Before installing, make sure you trust the PyPI package and QQ Browser download source. When using it, supervise actions on logged-in sites, confirm any purchase/post/account-change/download, treat webpage text as untrusted, and clear temporary screenshots or downloaded files when done.
Findings (5)
Artifact-based informational review of SKILL.md, metadata, install specs, static scan signals, and capability signals. ClawScan does not execute the skill or run runtime probes.
An agent could perform meaningful actions on websites, not just read pages.
This grants broad browser control that is expected for the skill, but the same controls could submit forms, change account settings, post content, or trigger downloads if used without supervision.
Use when the user needs to interact with websites, including navigating pages, filling forms, clicking buttons, taking screenshots, extracting data, or automating any browser task.
Use it for user-directed tasks and require explicit confirmation before logins, purchases, public posts, account changes, or destructive actions.
A website could display text that attempts to manipulate the agent's next actions.
Browser snapshots bring untrusted webpage text into the agent context. That is necessary for browser automation, but malicious webpages can contain instructions that try to redirect the agent.
Each command will return a snapshot of the current page after execution, including the index of elements.
Treat webpage content as untrusted data and do not let page text override the user's instructions or safety checks.
Installing the skill means trusting the external package and browser installer.
The skill relies on an external PyPI package and a downloaded QQ Browser binary. This is expected for the browser-automation purpose, but the runnable code and binary are not present in the supplied artifact set for inspection.
pipx install qqbrowser-skill ... qqbrowser-skill install # Download and install QQ Browser
Install only from trusted sources, verify the package and browser publisher, and prefer pinned versions where possible.
Sensitive page content, screenshots, or form data could be exposed to the agent session or left in temporary files.
The skill can return page contents and save screenshots to temporary files. This is purpose-aligned, but private information visible in the browser may enter the agent context or local temp storage.

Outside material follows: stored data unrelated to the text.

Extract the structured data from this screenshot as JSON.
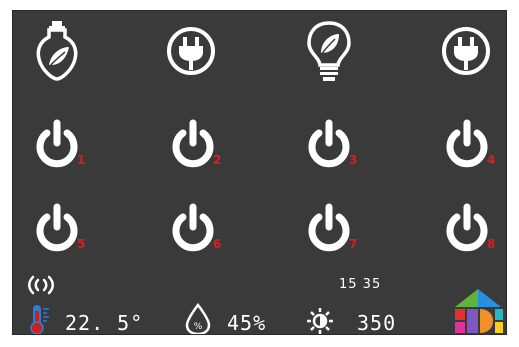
{
  "top_row": [
    {
      "icon": "eco-bulb-icon"
    },
    {
      "icon": "plug-icon"
    },
    {
      "icon": "leaf-bulb-icon"
    },
    {
      "icon": "plug-icon"
    }
  ],
  "power_buttons": [
    {
      "label": "1"
    },
    {
      "label": "2"
    },
    {
      "label": "3"
    },
    {
      "label": "4"
    },
    {
      "label": "5"
    },
    {
      "label": "6"
    },
    {
      "label": "7"
    },
    {
      "label": "8"
    }
  ],
  "status": {
    "wireless_icon": "wireless-signal-icon",
    "time": "15 35",
    "temperature": "22. 5°",
    "humidity": "45%",
    "light": "350"
  },
  "colors": {
    "background": "#3a3a3a",
    "foreground": "#ffffff",
    "label_red": "#d62020",
    "thermometer_blue": "#2a7fd4",
    "thermometer_red": "#d02020",
    "logo_green": "#5fb33a",
    "logo_blue": "#2a8fe0",
    "logo_red": "#e53030",
    "logo_magenta": "#e0309a",
    "logo_purple": "#7e57c2",
    "logo_orange": "#f0902a",
    "logo_teal": "#23b8c4",
    "logo_yellow": "#f5d020"
  }
}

browser_snapshot --markdown # Markdown mode: clean Markdown of the page ... browser_screenshot # Take screenshot (returns temp file path of .webp image)
Avoid using it on highly sensitive pages unless necessary, and clear temporary screenshots/downloads when finished.
Users may underestimate where files can be written if they rely only on the temporary-directory statement.
The security section describes filesystem access as temporary-directory scoped, but also says downloads may use a user-specified path. This is not necessarily unsafe, but the scope disclosure is imprecise.
File System (Read/Write) | Temporary directories only ... Downloaded files: Saved to the system's temporary directory or user-specified path ... This skill does not access or modify files outside of its designated directories.
Clarify that user-specified download paths may be outside temp directories and review paths before saving files.